Avia Ustanny, freelance writer
Tourist, white man wiping his face
Met me in Golden Grove market place
He looked at my old clothes brown with stain
And soaked right through with the Portland rain
He cast down his eyes,
turned up his nose,
And said, 'You're a beggar man,
I suppose'...
From, Lament of the Banana Man, Evan Jones
EVAN JONES' Banana Man has been replaced with the female sugar cane worker in Golden Grove, St. Thomas. On a very hot day in May our car gently coasted to a halt by a field ditch where, a few feet away women are cutting cane.
We are begging. With generous swipes of the machete, swish, swish, the older woman cleans away the dry trash from the sugar cane stalk. It is a gift for the inquisitive reporter and photographer. We are grateful.
Miles of almost mature sugar cane feature in Golden Grove at this time of year. Our benefactor, a woman aged 60, stopped from her job of rescuing harvested cane from trash to admit that she has been working in the cane field since 1968. "We weed, we fertilise, we carry out the grass. This job pays 300-odd dollars per day. I have been doing this since 1968, manuring and carrying out grass."
Retire
Her children and grandchildren live in Kingston and Winchester, she told us. "I plan to retire soon.
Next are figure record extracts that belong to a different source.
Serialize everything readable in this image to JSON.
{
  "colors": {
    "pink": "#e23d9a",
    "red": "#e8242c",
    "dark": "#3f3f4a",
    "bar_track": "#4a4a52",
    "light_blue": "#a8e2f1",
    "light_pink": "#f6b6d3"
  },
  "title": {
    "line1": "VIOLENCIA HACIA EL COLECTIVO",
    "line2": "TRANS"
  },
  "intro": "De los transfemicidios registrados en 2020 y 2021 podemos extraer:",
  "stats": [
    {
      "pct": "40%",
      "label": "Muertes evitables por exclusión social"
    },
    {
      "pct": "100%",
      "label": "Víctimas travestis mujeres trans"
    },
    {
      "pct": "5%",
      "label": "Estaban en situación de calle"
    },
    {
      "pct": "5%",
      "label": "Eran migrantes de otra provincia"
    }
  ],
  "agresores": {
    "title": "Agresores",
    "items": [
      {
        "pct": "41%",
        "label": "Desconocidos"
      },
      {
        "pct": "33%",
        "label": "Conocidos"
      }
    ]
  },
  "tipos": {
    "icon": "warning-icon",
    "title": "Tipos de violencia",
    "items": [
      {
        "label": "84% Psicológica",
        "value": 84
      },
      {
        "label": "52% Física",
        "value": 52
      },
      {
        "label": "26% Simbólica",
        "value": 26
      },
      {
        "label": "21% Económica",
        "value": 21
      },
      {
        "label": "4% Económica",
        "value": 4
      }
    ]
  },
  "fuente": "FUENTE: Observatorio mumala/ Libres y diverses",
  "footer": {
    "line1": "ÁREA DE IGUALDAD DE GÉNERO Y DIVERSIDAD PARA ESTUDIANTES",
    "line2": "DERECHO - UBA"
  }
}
I wouldn't mind if I could do it today." She is hoping to leave with a pension.
Around the corner and down the road, seated under the shade of a spreading fruit tree are younger boys who say that there is no work to be had.
"The young boys leave school and have nothing to do," another woman with many grandchildren running inquisitively around her skirt, said in their defence.
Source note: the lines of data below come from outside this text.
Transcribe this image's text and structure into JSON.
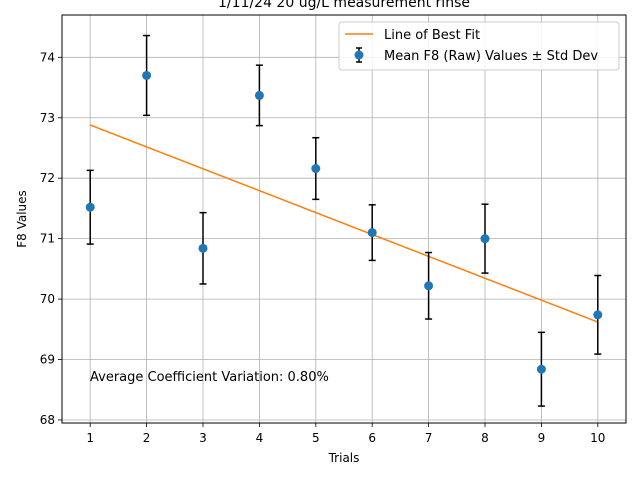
{
  "chart_data": {
    "type": "scatter",
    "title": "1/11/24 20 ug/L measurement rinse",
    "xlabel": "Trials",
    "ylabel": "F8 Values",
    "xlim": [
      0.5,
      10.5
    ],
    "ylim": [
      67.95,
      74.7
    ],
    "xticks": [
      1,
      2,
      3,
      4,
      5,
      6,
      7,
      8,
      9,
      10
    ],
    "yticks": [
      68,
      69,
      70,
      71,
      72,
      73,
      74
    ],
    "grid": true,
    "legend_position": "top-right",
    "annotation": "Average Coefficient Variation: 0.80%",
    "series": [
      {
        "name": "Mean F8 (Raw) Values ± Std Dev",
        "kind": "errorbar",
        "color": "#1f77b4",
        "x": [
          1,
          2,
          3,
          4,
          5,
          6,
          7,
          8,
          9,
          10
        ],
        "y": [
          71.52,
          73.7,
          70.84,
          73.37,
          72.16,
          71.1,
          70.22,
          71.0,
          68.84,
          69.74
        ],
        "err": [
          0.61,
          0.66,
          0.59,
          0.5,
          0.51,
          0.46,
          0.55,
          0.57,
          0.61,
          0.65
        ]
      },
      {
        "name": "Line of Best Fit",
        "kind": "line",
        "color": "#ff7f0e",
        "x": [
          1,
          10
        ],
        "y": [
          72.88,
          69.62
        ]
      }
    ]
  }
}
It is a smooth road that hurtles eastwards and carries visitors to Golden Grove in St. Thomas (not Portland, though it is near enough). It is an area of ironies, and the contrasts deepen with every few hundred chains, that you travel. The roads are excellent and the little town has every amenity a bank, gas station, schools, stores and more. But, one wonders where is the supporting community.
Golden Grove was once a more vibrant place. It is said that in the '60s and '70s the area was relatively prosperous, buzzing with the activities surrounding Duckenfield Sugar Company and the Bowden Wharf where ships docked to stock up with sugar and bananas for market in the United Kingdom.
The first owner of land in the area was said to be Thomas Cussans, and afterwards Sir Simon Taylor, large landed proprietors of the 18th and 19th
centuries. Lady Nugent records the earliest impression in her 'Journal'; "It is an excellent house, surrounded by sugar works, cane fields, coconut trees etc."
Older generation
Today, the Golden Grove Estate still exists, along with the town. Forty-four-year-old Erica Vassell, who has been cutting cane for four years, is among the older generation of residents who still contribute to the centuries-old economy.
Miles of almost mature sugar cane line the road. Further along, going into Portland, the banana estates begin.
The estates however, are not employing as much as they used to. "I have been living here since I was 12. I am now 52," said another woman. "I work 14 years at Eastern Banana until I get redundant. Life rough bad, rough rough." She is mother of six children aged 12 to 34, eight grandchildren. Only two of the children work. 'You hear them come gimme little dinner.' She has to share what she has with them.
We are curious about her stilted house and the others which surround it. This area is flood prone. "That is why we build the houses like that. Water come up to our neck sometime. All the children can swim. We take them to the river to learn. In the lower area, when it flood, boat have to take them from them house top."
While they struggle to overcome poverty and the river which always rises, the dreams of others are unfolding. On a hill overlooking acres of sugar cane planted land surrounding the small town, the dream of a farmer-entrepreneur, Joslyn Mosely a Serenity Park type development, features the natural beauty and offers the allure of history too.
On his property is 'Duppy House', a ruin, constructed in the great house style of several centuries ago. It is said to have been built at the same time as Stokes Hall Great House nearby. "Everybody calls it the Duppy House. There is some story about hauntings and buried gold," says Mosely.
The rooms, clearly demarcated by the stones that still support one another, are choked with shrubs. On the exterior, oven baked brick and imported stones (brought over as ballast on the sugar ships) are distinctive features in window areas and around a fireplace with chimney. There is no need to be afraid, he said. It is a part of the area's golden past.